Сокровище несколько раз перешло от Игнаца к Урзель и обратно. Неужели в таком кусочке металла, размером даже меньше обувной коробки, таится четверть миллиона долларов?! Оказывается, четверть миллиона долларов весит даже меньше, чем несколько бутылок пива, но опьяняет в тысячу раз сильнее этого любимого напитка баварцев. Четверть миллиона долларов — это соответствует годовому обороту небольшой фирмы. Четверть миллиона долларов — за такую сумму отцу Игнаца пришлось бы вкалывать целую жизнь, его деду — десять жизней, его прадеду — целых сто! Королю Людвигу II (привстанем на мгновение) подобный аккуратный слиток помог бы санировать пошатнувшуюся финансовую систему государства, а средневековый курфюрст сумел бы в сто раз увеличить численность своей армии. И Ганнибал, владей он такой драгоценностью, как этот золотой кекс, смог бы столь укрепить свое господство на юге Италии после победоносной битвы при Каннах, что история пошла бы совсем в ином направлении…

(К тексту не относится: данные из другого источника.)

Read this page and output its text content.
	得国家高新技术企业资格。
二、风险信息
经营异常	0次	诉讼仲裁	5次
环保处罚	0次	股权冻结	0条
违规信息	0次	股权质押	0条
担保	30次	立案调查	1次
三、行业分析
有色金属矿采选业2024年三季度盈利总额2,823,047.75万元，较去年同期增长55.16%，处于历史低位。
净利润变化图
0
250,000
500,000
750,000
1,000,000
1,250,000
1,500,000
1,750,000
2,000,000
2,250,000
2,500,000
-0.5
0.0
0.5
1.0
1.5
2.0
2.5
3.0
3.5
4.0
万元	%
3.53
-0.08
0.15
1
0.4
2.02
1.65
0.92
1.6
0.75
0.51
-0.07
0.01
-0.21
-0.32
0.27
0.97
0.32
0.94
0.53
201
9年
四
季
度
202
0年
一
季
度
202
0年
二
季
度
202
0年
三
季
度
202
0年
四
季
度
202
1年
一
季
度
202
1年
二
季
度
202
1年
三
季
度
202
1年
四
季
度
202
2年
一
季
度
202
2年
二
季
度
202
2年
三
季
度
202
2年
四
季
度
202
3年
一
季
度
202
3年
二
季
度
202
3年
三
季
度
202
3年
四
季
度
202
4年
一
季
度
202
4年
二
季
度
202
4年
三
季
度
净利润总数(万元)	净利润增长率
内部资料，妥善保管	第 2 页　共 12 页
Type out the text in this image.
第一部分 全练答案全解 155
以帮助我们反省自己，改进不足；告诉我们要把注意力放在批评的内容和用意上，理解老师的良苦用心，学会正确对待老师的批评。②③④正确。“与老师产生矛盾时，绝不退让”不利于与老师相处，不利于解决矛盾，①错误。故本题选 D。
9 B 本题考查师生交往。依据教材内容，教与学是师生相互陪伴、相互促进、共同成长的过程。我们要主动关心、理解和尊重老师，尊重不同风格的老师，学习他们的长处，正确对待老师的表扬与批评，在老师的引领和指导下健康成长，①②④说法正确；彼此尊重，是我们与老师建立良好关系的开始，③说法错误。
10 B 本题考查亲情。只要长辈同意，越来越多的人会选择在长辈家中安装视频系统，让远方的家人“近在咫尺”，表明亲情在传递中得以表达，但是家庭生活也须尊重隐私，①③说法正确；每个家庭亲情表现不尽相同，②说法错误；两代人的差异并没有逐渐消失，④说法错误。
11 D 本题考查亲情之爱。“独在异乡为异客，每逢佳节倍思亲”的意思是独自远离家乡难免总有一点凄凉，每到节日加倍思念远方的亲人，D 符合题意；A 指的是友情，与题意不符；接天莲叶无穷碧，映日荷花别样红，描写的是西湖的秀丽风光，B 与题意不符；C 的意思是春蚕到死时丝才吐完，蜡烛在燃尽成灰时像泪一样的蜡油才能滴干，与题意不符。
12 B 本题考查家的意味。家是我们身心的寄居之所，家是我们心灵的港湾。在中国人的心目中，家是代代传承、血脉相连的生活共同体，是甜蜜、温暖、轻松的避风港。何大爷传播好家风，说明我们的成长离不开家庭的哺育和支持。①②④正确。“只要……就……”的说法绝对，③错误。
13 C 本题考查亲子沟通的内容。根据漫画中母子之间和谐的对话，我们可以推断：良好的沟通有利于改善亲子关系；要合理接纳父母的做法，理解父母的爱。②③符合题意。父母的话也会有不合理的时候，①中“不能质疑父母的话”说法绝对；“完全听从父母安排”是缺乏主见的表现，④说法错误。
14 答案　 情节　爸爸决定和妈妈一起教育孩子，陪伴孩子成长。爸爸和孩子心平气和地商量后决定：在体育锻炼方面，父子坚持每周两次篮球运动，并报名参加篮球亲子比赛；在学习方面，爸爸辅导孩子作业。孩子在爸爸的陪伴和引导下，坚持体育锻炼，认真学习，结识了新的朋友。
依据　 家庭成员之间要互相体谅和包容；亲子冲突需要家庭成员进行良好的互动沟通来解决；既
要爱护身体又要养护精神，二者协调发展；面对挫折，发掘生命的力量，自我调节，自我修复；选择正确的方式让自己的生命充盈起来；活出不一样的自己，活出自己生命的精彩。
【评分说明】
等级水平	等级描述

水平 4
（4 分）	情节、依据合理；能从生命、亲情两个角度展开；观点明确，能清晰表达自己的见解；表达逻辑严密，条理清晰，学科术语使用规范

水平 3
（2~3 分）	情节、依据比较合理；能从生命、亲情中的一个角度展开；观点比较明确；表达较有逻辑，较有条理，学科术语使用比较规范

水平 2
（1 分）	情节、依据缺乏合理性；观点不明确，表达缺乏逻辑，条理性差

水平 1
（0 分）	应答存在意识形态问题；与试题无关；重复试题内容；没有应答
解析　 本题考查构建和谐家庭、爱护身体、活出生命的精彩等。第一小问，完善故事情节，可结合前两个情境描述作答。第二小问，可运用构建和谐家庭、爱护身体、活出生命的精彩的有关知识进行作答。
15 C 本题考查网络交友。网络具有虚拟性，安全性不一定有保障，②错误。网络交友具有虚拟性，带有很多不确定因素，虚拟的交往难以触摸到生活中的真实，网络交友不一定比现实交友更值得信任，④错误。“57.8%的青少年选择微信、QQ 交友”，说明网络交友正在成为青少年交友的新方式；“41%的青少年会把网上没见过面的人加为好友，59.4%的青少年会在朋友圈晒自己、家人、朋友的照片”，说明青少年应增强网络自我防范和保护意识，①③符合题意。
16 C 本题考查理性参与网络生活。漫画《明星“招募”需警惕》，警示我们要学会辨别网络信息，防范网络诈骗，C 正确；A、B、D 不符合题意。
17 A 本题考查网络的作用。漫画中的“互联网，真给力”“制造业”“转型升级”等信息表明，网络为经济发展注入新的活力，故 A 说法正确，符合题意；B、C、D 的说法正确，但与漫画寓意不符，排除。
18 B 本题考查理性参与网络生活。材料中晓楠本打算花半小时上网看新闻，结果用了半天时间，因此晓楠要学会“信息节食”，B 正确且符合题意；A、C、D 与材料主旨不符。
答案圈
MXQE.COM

— Давайте потихоньку двигаться дальше, — предостерегающим тоном сказал Свобода, прекрасно знавший, что творится на душе у того, кто впервые держит в руках настоящий золотой слиток и даже может назвать его своей собственностью.

— Это аванс, — сообщил он. — Дела идут и так хорошо, а при очередном расширении Евросоюза станут еще лучше. В ближайшее время будут крупные поставки нашего товара, более десятка единиц. И за каждую из них вы получите вот такую игрушечку.

Урзель с Игнацем молча сели в машину. Они были ошеломлены. Свобода хорошо им платил, это верно. Однако планка поднималась все выше и выше, и они боялись не оправдать ожиданий. Проехав пограничный населенный пункт Гризен, Урзель поймала местную радиостанцию, и троица услышала неприятную новость. По радио сказали, что в культурном центре разыгралась трагедия, некий гаупткомиссар Еннервайн начал расследование, но оно продвигается очень медленно. И концертный зал закрыт на неопределенный срок.

— Этого нам еще не хватало! — простонала Урзель. — Теперь на каждом углу будет стоять легавый…

— А по-моему, вас это совершенно не касается. В одну воронку бомба дважды не падает. У полиции наверняка хватает других забот, кроме как беспокоить вас, безобидных владельцев похоронной фирмы.

— А как теперь быть с флешкой, которую мы спрятали там на чердаке?

Голос отважившегося нарушить скорбную паузу звучал робко и подавленно.

Все трое недовольно заворчали. Теперь пробраться на чердак концертного зала было весьма проблематично.